Have you ever met someone who described themselves as an ex-environmentalist? I haven’t. I would say an environmentalist is someone who embraces a shared vision to advocate for the planet by working to protect it from environmental destruction.

Whether it’s climate change, energy issues, waste management, water, food, land use, ecosystems, endangered species, or issues of public health, it seems a no-brainer to me to work to protect our environment. I’m hopeful that we can collectively build a healthy future.

Yet, it seems some believe that environmentalists have got it all wrong…

From The Next Right: “They’re still clinging to a couple of ideas like urbanism and fatalism, but what can you do, they’ve bought into the idea of catastrophic anthropogenic global warming.”

So let’s look at what these environmental visionaries have to say about how we continue to fight for the environment…

Frances Moore Lappé: Create Stories Together
Work shoulder to shoulder together to create new stories about the environment. Pass down the old stories to our children. Stay open to the possibilities.

Bob Berkebile: Generate More Energy Than You Consume
Living in an ecosystem – embracing nature, can create a post-carbon economy. Use our natural resources and systems to fight pollutants.

Laurie David: Dinner Makes A Difference – Eat Together
Create communities that are more localized. Produce and consume with less waste. Sitting down at the dinner table with your family has powerful, far-reaching results.

Josh Fox: Embrace Civil Disobedience
When asked how he deals with the fatigue of fighting for the environment, he quoted actor, Mark Ruffalo: “If you don’t feel hopeful, you’re not doing enough.”

It was refreshing and confirming to be in the presence of so many enlightened folks who have brought change to their communities and the world by making choices to preserve life’s essentials.

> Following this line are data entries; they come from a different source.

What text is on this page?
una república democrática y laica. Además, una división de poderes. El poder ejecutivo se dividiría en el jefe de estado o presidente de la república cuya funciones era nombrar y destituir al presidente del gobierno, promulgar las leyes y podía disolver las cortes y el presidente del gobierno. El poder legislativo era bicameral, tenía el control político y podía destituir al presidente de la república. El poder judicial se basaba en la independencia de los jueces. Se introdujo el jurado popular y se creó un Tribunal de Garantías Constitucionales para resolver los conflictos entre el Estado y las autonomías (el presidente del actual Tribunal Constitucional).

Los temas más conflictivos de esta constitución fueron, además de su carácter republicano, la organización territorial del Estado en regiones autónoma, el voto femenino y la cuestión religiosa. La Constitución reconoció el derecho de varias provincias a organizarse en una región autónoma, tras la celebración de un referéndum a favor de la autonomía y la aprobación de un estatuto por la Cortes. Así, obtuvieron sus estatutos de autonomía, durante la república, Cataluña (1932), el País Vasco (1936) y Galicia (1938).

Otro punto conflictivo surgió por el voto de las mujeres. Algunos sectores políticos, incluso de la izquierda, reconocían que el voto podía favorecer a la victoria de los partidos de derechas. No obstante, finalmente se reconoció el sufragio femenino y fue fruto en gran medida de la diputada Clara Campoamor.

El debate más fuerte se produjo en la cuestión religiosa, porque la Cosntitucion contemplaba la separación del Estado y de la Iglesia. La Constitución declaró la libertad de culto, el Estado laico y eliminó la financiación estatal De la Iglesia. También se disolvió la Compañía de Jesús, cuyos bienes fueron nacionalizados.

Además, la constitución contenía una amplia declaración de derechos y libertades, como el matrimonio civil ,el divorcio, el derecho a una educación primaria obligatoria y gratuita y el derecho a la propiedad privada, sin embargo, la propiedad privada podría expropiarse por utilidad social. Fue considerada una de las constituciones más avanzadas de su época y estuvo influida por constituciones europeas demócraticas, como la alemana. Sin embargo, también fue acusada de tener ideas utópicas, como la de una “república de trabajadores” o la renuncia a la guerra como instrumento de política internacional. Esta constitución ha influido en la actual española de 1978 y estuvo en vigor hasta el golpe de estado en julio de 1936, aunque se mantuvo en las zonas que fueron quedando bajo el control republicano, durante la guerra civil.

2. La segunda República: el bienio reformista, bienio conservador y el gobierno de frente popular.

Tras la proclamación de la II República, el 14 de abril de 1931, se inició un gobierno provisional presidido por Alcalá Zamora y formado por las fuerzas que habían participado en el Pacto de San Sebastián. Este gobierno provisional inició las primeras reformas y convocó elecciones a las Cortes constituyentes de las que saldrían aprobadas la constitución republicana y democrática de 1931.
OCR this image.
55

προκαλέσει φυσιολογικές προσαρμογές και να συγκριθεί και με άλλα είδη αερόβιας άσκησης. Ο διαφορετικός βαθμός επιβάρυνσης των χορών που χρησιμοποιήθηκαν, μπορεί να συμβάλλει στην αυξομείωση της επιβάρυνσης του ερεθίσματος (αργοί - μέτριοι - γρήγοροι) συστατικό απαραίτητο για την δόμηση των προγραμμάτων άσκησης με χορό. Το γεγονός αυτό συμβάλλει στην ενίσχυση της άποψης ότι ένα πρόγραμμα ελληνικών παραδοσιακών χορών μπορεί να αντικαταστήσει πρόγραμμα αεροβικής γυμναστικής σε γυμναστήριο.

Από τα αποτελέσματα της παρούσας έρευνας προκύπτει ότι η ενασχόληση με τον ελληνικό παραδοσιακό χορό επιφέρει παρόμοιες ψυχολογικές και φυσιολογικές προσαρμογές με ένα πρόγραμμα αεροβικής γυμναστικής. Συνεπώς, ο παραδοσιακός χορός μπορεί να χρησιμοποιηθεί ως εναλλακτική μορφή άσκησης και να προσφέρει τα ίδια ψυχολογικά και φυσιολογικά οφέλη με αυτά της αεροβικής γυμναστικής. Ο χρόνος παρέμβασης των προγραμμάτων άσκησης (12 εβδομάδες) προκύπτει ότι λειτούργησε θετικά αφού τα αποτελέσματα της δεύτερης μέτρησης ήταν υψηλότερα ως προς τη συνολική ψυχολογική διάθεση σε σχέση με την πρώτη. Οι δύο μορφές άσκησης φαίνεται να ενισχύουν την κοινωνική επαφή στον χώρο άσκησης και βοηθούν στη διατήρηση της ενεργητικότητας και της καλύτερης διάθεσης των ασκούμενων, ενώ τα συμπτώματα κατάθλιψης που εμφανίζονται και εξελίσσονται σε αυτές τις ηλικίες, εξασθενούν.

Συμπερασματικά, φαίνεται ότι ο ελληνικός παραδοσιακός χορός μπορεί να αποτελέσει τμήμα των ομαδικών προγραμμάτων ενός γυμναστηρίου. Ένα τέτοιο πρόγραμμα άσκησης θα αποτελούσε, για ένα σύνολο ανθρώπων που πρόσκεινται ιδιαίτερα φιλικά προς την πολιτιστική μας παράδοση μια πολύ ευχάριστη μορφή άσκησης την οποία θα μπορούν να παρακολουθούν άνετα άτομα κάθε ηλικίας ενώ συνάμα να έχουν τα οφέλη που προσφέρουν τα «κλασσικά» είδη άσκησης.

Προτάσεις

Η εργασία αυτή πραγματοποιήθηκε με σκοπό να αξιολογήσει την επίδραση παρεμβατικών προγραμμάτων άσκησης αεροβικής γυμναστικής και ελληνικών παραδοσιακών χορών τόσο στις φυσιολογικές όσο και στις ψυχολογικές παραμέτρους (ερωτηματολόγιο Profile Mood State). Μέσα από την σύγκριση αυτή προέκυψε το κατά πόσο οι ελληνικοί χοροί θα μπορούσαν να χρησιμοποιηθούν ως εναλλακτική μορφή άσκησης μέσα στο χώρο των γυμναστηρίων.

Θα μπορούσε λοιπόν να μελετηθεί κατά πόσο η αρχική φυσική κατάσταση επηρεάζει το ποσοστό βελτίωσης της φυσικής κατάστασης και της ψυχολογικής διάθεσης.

Is the environmental movement dead? Not a chance. But, I’ll leave you with a few dangling questions…What is an environmentalist? Are we being the change we want to see, or are we just talking about change? Do we need a new word to describe those who dedicate themselves to protecting the Earth?

Ronnie Citron-Fink is a writer and educator. Ronnie regularly writes about sustainable living for online sites and magazines. Along with being the creator of www.econesting.com, Ronnie has contributed to numerous books about green home design, DIY, children, and humor. Ronnie lives in the Hudson Valley of New York with her family.